Surely you remember Jack Chick, the comic book guy who took the world by storm in the seventies and eighties? The one who wrote tracts and books about religion, scared the hell out of little kids, and denigrated people from just about every demographic other than his own? I’m not sure what Jack’s demographic would be, actually: maybe kooky, mean, angry, hypertensive, fundamentalist dudes who can’t write a decent story to save their lives?
What a long-lasting effect those Chick tracts had on me. I still remember when I was about seven and lucky enough to come across a copy of what’s arguably his best-known tract, This Was Your Life, conveniently featured next to a public toilet stall at a county fair.
I’ve often wondered, by the way, if there’s any significance to the fact that these little advertisements of terror are usually found on or around toilets. Maybe the people who distribute them want to catch heathens at their most vulnerable, in which case I guess they’re onto something.
This Was Your Life is about a guy who dies in the middle of a life of debauchery (fun) and is treated to a public viewing of all the naughty (fun) things he’s done. If it sounds silly, that’s because it is. It’s also terrifying. Imagine the horror of a seven-year-old kid who’s discovered from a tract that he’s probably going to end up in hell, but only after he’s been forced to join everyone in a pre-damnation screening of a film of his entire life. No matter where you are when you get news like that, it’s going to leave a mark.
And if that kid ever got around to mentioning his concerns to an adult, that person’s response was likely to be, “Well, of course you’re not going to hell, pookie, as long as you’re saved.” The problem with this was that, according to Jack, the difficulty of salvation made it something few of us were likely to attain. And to be honest, the God he portrayed wasn’t someone you’d want to hang with, much less have airing your dirty laundry in front of the entire universe.

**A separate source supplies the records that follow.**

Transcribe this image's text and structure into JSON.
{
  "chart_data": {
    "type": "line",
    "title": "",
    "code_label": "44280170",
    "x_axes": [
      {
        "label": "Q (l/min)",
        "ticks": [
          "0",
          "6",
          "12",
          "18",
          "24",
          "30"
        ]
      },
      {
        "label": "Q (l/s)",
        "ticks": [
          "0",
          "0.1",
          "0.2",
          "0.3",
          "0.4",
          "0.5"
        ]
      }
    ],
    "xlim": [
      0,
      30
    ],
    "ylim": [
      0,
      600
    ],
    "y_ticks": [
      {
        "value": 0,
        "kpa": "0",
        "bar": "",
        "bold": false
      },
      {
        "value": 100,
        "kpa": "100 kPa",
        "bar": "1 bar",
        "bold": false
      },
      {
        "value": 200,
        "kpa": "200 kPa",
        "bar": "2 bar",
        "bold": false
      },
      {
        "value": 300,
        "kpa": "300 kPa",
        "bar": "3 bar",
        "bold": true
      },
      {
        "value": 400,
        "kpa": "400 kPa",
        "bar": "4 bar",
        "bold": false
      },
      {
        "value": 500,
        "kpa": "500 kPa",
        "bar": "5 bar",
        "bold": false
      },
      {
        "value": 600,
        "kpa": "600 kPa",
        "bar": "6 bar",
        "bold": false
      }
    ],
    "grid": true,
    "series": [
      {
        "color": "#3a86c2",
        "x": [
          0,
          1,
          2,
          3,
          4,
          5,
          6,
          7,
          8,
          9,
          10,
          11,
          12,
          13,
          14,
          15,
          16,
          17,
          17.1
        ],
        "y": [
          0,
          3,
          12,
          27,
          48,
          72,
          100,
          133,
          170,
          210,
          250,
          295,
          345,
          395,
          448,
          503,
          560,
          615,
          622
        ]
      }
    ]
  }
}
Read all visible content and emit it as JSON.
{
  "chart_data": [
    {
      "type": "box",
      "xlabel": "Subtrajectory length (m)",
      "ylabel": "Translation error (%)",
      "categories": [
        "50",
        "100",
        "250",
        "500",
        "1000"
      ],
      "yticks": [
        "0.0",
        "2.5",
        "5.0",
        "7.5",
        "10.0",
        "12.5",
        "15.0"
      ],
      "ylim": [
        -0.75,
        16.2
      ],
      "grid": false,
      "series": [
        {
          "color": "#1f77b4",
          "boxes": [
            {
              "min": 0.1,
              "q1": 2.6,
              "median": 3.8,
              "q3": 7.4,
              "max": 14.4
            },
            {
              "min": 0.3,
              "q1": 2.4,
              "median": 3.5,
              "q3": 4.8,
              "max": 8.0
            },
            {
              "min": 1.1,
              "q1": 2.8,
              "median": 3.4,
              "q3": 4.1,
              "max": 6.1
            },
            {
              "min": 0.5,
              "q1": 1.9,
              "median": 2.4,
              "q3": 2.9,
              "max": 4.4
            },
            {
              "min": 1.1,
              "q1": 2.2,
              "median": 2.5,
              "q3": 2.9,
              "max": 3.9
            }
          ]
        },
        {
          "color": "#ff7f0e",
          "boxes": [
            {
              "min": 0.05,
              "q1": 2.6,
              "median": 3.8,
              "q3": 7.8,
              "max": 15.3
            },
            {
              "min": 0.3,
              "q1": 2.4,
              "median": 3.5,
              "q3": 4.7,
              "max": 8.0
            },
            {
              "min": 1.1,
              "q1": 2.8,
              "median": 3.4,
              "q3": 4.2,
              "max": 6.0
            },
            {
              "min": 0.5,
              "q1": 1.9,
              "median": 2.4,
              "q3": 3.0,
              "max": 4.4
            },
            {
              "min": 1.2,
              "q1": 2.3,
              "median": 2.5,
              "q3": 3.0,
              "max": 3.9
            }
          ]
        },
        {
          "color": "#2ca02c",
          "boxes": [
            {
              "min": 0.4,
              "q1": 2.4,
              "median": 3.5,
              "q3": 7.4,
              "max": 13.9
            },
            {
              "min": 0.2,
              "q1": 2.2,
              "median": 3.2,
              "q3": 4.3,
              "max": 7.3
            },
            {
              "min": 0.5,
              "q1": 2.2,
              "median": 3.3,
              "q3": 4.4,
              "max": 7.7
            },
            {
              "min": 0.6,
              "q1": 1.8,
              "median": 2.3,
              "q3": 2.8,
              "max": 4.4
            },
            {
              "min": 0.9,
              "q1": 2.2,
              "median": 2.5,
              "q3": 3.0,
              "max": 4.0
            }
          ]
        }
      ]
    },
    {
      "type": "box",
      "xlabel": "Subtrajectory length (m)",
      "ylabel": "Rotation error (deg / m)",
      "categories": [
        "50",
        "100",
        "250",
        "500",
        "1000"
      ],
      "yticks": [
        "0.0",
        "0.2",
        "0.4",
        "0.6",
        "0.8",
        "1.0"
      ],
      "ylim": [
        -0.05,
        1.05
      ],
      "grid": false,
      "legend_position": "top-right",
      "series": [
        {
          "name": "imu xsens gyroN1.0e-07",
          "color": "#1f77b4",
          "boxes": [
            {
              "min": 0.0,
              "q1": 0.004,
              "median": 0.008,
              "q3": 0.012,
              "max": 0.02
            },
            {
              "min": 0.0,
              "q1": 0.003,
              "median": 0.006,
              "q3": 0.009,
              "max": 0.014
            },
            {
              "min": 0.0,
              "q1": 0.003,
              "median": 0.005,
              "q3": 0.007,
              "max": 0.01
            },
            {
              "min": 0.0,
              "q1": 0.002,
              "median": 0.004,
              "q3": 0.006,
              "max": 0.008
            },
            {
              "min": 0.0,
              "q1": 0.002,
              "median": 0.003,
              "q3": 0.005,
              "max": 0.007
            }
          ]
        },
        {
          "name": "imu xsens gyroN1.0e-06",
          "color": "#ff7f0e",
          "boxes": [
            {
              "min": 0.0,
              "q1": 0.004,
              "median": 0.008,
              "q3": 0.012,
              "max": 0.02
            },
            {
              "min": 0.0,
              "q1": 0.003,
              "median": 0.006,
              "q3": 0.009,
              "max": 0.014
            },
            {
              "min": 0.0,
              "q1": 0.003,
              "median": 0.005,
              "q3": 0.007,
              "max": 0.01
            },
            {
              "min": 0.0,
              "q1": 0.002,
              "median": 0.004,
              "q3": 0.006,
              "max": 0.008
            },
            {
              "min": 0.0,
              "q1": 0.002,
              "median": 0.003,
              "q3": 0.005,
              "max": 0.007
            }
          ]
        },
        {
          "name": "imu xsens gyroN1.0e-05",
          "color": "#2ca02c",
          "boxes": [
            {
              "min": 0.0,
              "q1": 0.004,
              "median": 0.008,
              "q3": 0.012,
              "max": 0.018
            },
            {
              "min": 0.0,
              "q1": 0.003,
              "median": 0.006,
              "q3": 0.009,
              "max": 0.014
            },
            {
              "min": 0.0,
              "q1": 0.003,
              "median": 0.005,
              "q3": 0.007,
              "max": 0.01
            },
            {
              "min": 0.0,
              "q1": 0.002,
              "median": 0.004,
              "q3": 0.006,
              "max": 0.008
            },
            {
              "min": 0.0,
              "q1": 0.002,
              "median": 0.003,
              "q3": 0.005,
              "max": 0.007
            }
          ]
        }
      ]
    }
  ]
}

Later in life, around my sophomore year in high school, I remember some of my classmates ganging up on a Catholic kid after reading one of Chick’s anti-papal comics, Alberto. I can only imagine the treatment my gay friends received from zealous folks hopped up on the Chick tract The Gay Blade. Jack Chick had his pet causes, but he was only too happy to tell all of us we were bound for hell: smokers, drinkers, rock music listeners, Catholics, protestants, gay people, watchers of television.
Old Jack died in 2016, but let me assure you his mission is still in play. Recently, I was interested to find that he has a kindred spirit out there: Evangelist Tim Todd, President and Executive Director of Revival Fires International and the Designer and Publisher of The Truth for Youth, or the TTFY. (You know how folks love a good acronym, even when it’s not actually an acronym, just an awkward and unpronounceable abbreviation.)
According to the TTFY website, one of the purposes of the organization is to “prevent truth decay,” and it accomplishes this through a series of “Hot Comics” that deal with the truth about subjects like “Pornography (Parental Controls), Homosexuality (Born that Way!), Rock Music (Wasted Words: The Truth About Secular Music), Evolution (Somebody’s Monkey), and Safe Sex (Passes and Plays).” I’ll go ahead and stop you there, before you entertain the thought that TTFY might be advocating safe sex. Nope. Abstinence only, people! That’s the way to do it. Or to not do it.
Also in the TTFY catalog is a little project called Hairy Polarity and the Sinister Sorcery Satire. Sound familiar? It should. But if I could give Evangelist Todd a tiny bit of advice, I’d say if you need to tell someone that what you’re presenting is satire, you’ve sort of missed the entire point.
But you know what? It’s a good thing we have folks like Jack Chick and Tim Todd out there sharing their bizarre worldviews. They’re fun to laugh at, for one thing, though much of that laughter may be defensive, but there’s more. Aside from the damage the message might do to kids’ fragile little minds–which is a concern, of course–these documents are artifacts of our society.
If you’ve never seen a Jack Chick tract, you’re a fortunate and probably more mentally healthy person than I am. But now that you’re an adult, you owe it to yourself to check them out. The Smithsonian Institution’s National Museum of American History even featured some of them in an exhibit on American pop culture. Whether you think them repulsive, pedantic, heretical, or just plain badly drawn and written, they represent a sizable slice of our culture. Sort of like with Mein Kampf and Protocols of the Elders of Zion, it’s not only significant that someone writes and publishes these things, but it’s equally notable that people buy, read, and perhaps even base their lives upon them.
And maybe in five hundred or a thousand years from now, if one of Jack Chick’s tracts or comics has survived (and come on, you know it will) one person will be able to show it to another one and say: “No, seriously. People actually believed this stuff.”